KerrJanes199
I have been thinking about this woman in San Miguel de Allende. I really do not know her well. She has never been never met by me, really, but we have corresponded. She said that she's tried learning Spanish. She's spent money she did not have to attend classes that produced little in the way of verbal fluency in the language. Her experience? It's very common. You arrive at Mexico, you might even arrived at stay, and simply take classes simply to find almost no, if any, achievement in learning the language. Envision the despair, the disappointment, and the gap.
A trend has been seen by me in the study I've been doing recently. I've been taking a look at American expats in lots of different countries involved from Foreign Service to simple retirement. The overwhelming common theme that dominates virtually all of the Americans in foreign nations is the linguistic inability to keep in touch with the natives of the country.

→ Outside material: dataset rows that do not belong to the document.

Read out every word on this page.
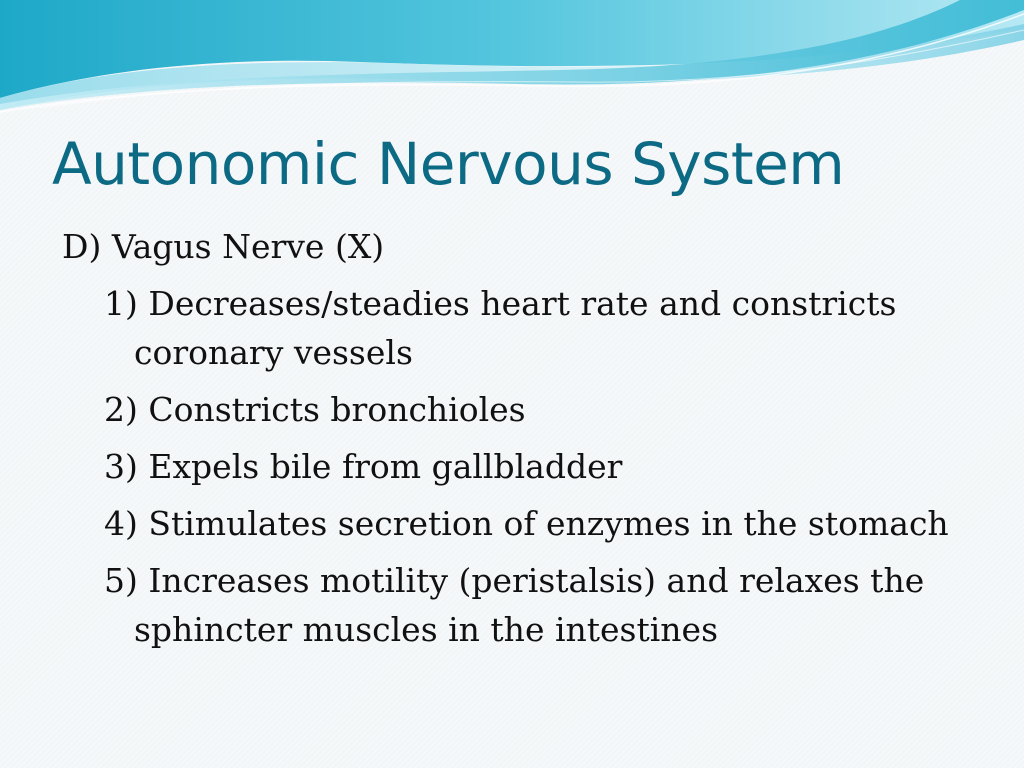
Autonomic Nervous System

D) Vagus Nerve (X)

1) Decreases/steadies heart rate and constricts coronary vessels

2) Constricts bronchioles

3) Expels bile from gallbladder

4) Stimulates secretion of enzymes in the stomach

5) Increases motility (peristalsis) and relaxes the sphincter muscles in the intestines
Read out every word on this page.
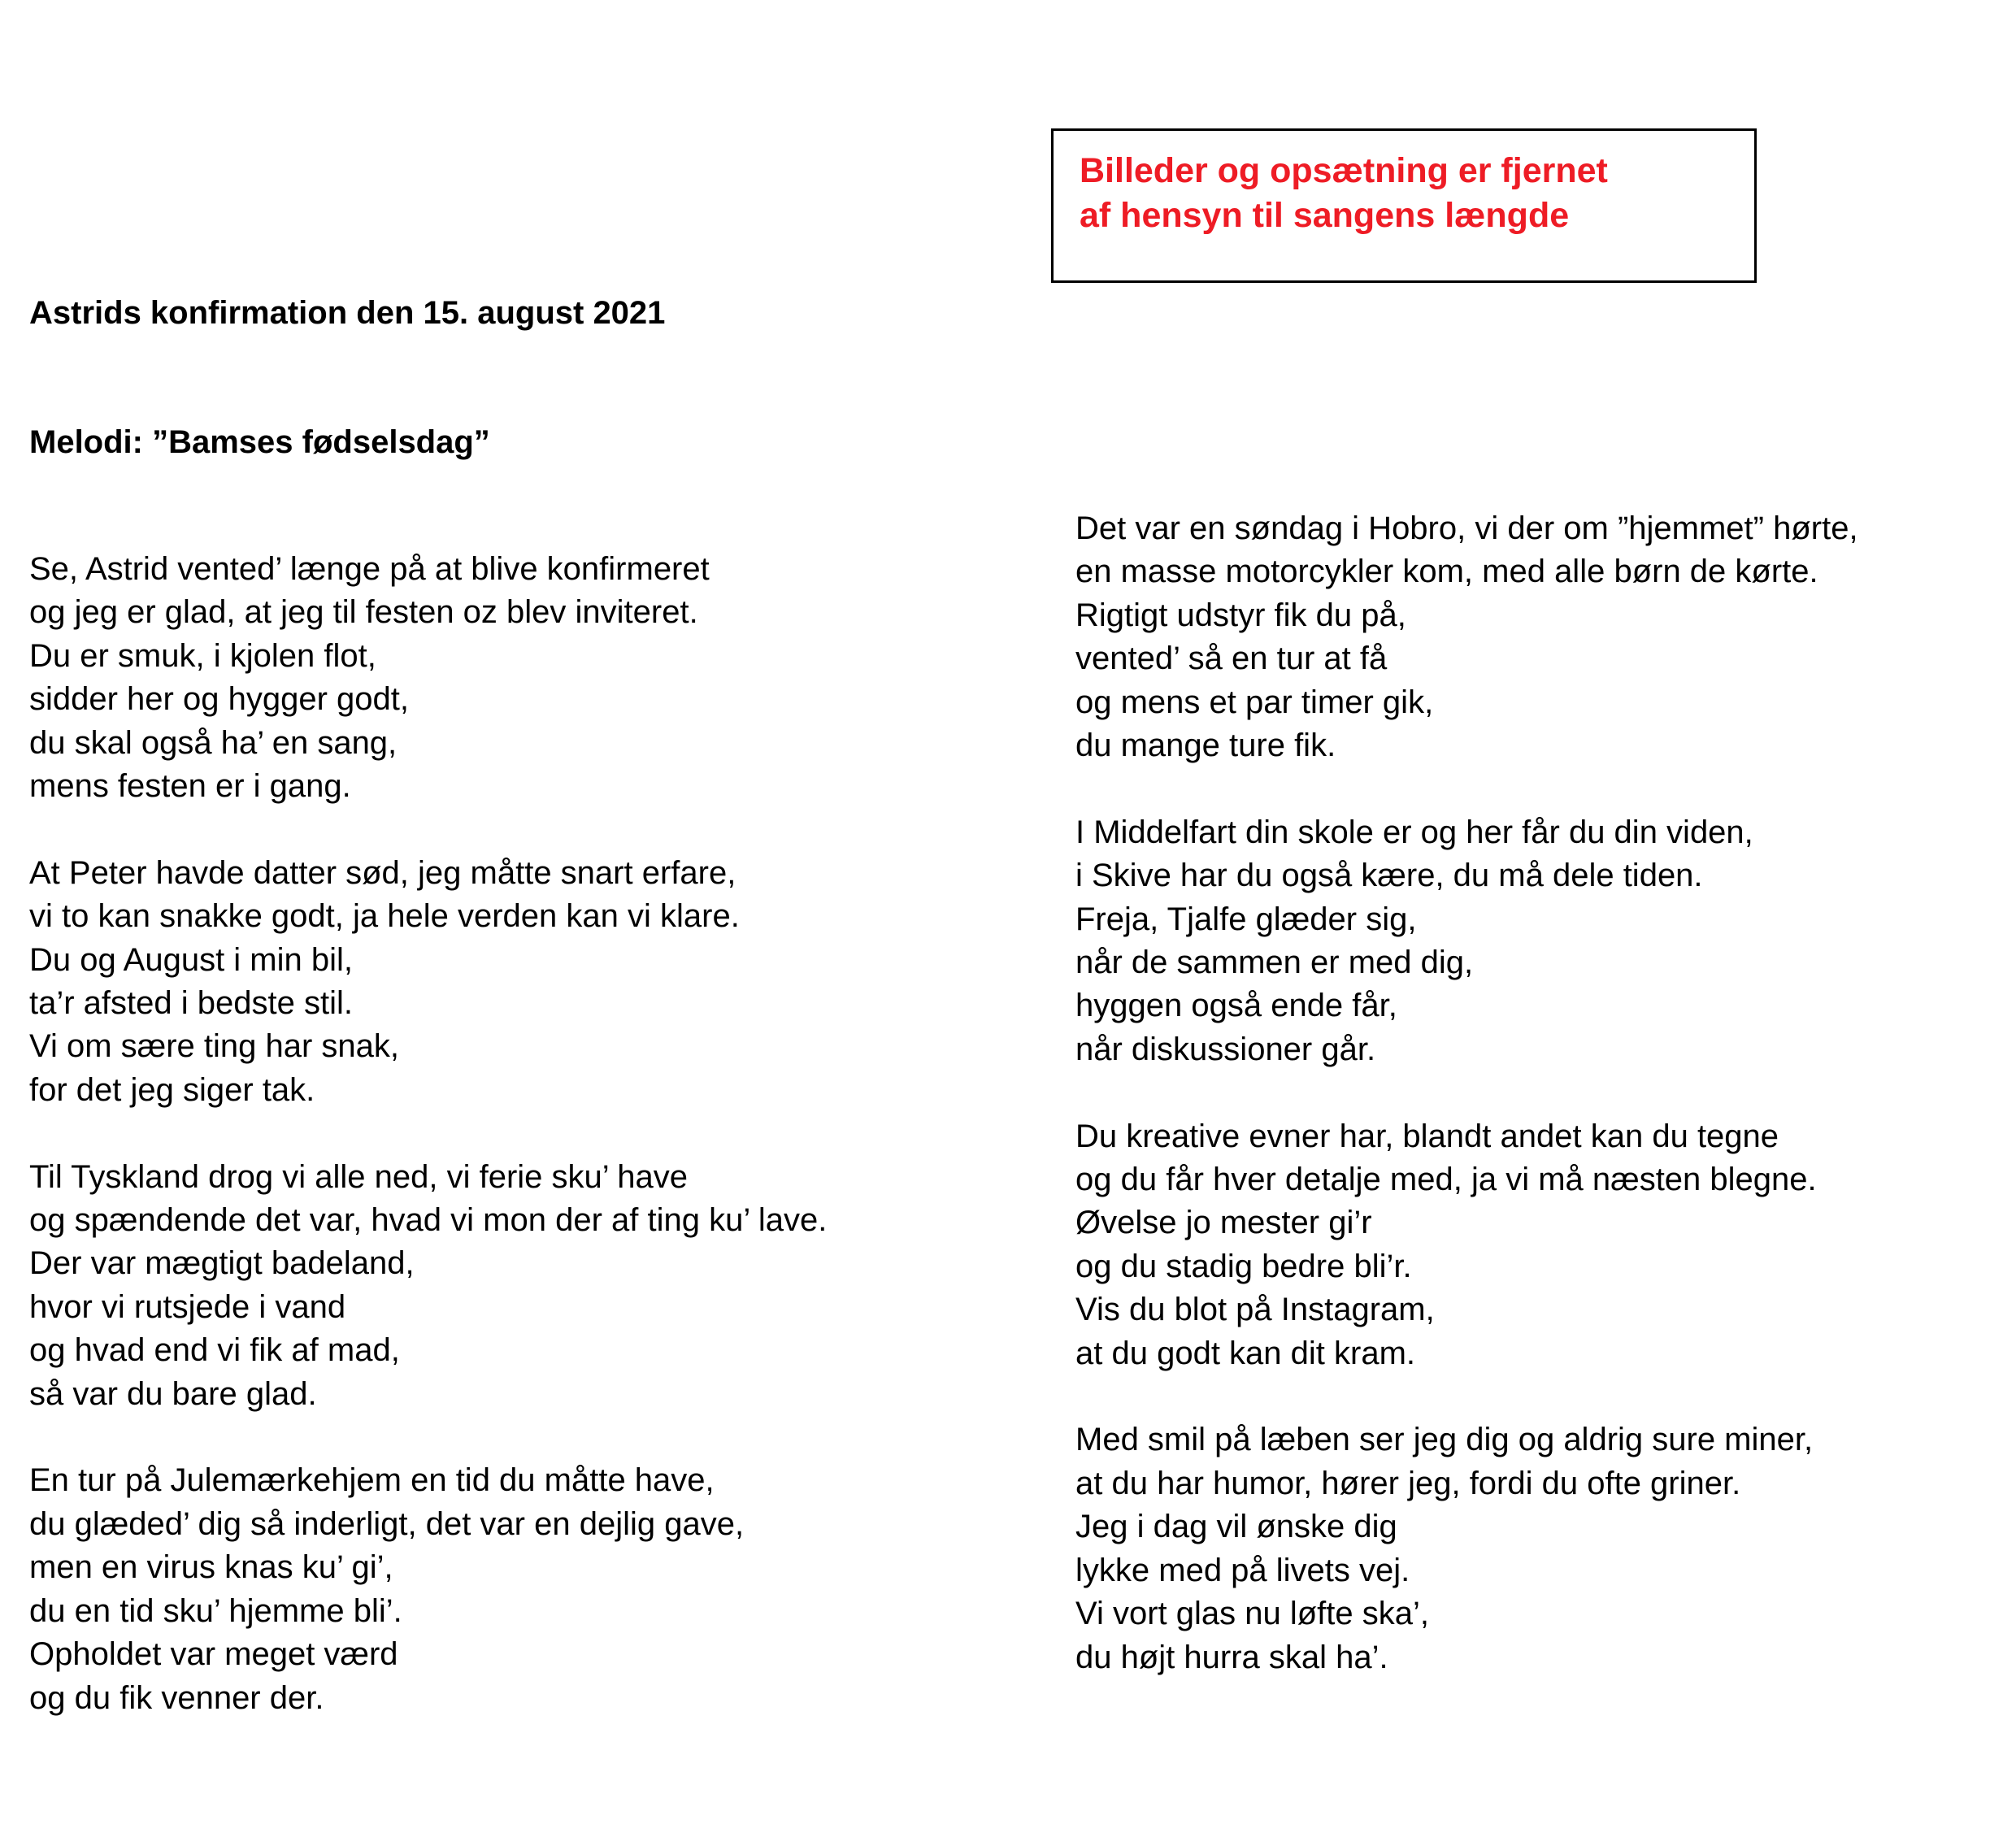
Billeder og opsætning er fjernet
af hensyn til sangens længde
Astrids konfirmation den 15. august 2021
Melodi: ”Bamses fødselsdag”
Se, Astrid vented’ længe på at blive konfirmeret
og jeg er glad, at jeg til festen oz blev inviteret.
Du er smuk, i kjolen flot,
sidder her og hygger godt,
du skal også ha’ en sang,
mens festen er i gang.
At Peter havde datter sød, jeg måtte snart erfare,
vi to kan snakke godt, ja hele verden kan vi klare.
Du og August i min bil,
ta’r afsted i bedste stil.
Vi om sære ting har snak,
for det jeg siger tak.
Til Tyskland drog vi alle ned, vi ferie sku’ have
og spændende det var, hvad vi mon der af ting ku’ lave.
Der var mægtigt badeland,
hvor vi rutsjede i vand
og hvad end vi fik af mad,
så var du bare glad.
En tur på Julemærkehjem en tid du måtte have,
du glæded’ dig så inderligt, det var en dejlig gave,
men en virus knas ku’ gi’,
du en tid sku’ hjemme bli’.
Opholdet var meget værd
og du fik venner der.
Det var en søndag i Hobro, vi der om ”hjemmet” hørte,
en masse motorcykler kom, med alle børn de kørte.
Rigtigt udstyr fik du på,
vented’ så en tur at få
og mens et par timer gik,
du mange ture fik.
I Middelfart din skole er og her får du din viden,
i Skive har du også kære, du må dele tiden.
Freja, Tjalfe glæder sig,
når de sammen er med dig,
hyggen også ende får,
når diskussioner går.
Du kreative evner har, blandt andet kan du tegne
og du får hver detalje med, ja vi må næsten blegne.
Øvelse jo mester gi’r
og du stadig bedre bli’r.
Vis du blot på Instagram,
at du godt kan dit kram.
Med smil på læben ser jeg dig og aldrig sure miner,
at du har humor, hører jeg, fordi du ofte griner.
Jeg i dag vil ønske dig
lykke med på livets vej.
Vi vort glas nu løfte ska’,
du højt hurra skal ha’.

Some Americans, let us face it, don't desire to understand the language. If they do not have to, why bother? They associate with other monolingual Americans and people who speak English. In Asia through the 1950's, the natives named the enclaved Americans The Social Incest Club.
What's therefore sad to me are people who want to understand the language and produce a valiant effort simply to fail. They want to somewhat expand the social group with which to have fellowship and communion but they could not. They are required either to mix with the Gringolandia "Social Incest Clubs" completely or they stay alone and isolated. These are determined those who have to know a secret.
The "Translation Method" of language education, the strategy which dominates just about everywhere, by design can't work to show you spoken fluency.
What're most of the different language training techniques which have come down the pike within the last few a century? Why are there so many techniques and those that, if any, actually work?